The last point that I’d make — and I made this point to the Business Roundtable yesterday — it is very important, even as we’re focused on the financial system and the credit markets, that we are laying the foundation for what I’m calling a post-bubble economic growth market. The days when we are going to be able to grow this economy just on an overheated housing market or people spending — maxing out on their credit cards, those days are over. What we need to do is go back to fundamentals, and that means driving our health care costs down. It means improving our education system so our children are prepared and we’re innovative in science and technology. And it means that we’re making this transition to the clean energy economy. Those are the priorities reflected in our budget, and that is part and parcel with the short-term steps that we’re taking to make sure that the economy gets back on its feet.

In politics you sometimes need villains, and so calling out Bernie Madoff or the bankster CEOs is fine.
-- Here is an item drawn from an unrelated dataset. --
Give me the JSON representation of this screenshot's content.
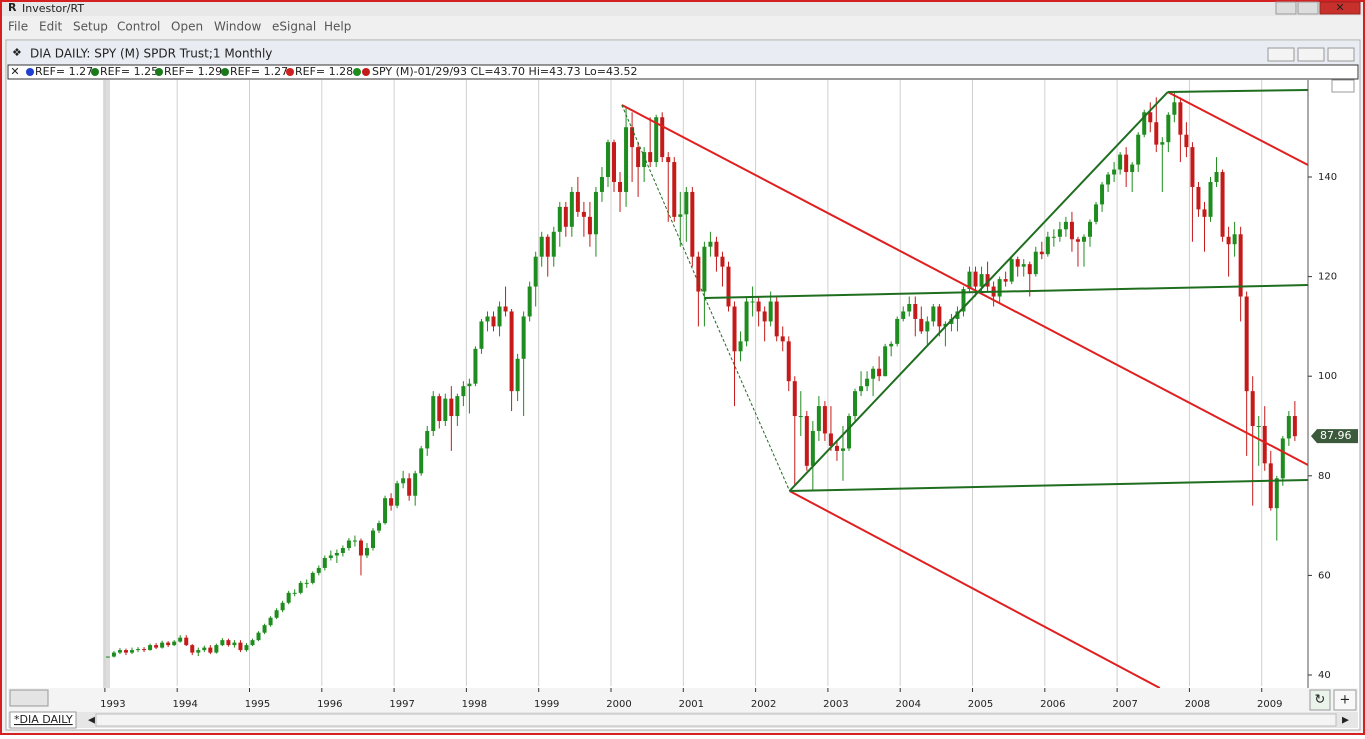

It’s what they represent – an unsustainable bubble economy, based on cheap credit and over-leveraging and the illusion of wealth and prosperity – that is the real culprit, that took in all of us in one way or another. There’s no floor under our feet in such an economy, and so we have to rebuild that floor out of something heavier than air. It’s not going to happen quickly. But it has to happen now, with the necessary investments to get it going. This is why fixing what’s broken is not enough, and reinflating bubbles will only lead to them bursting larger.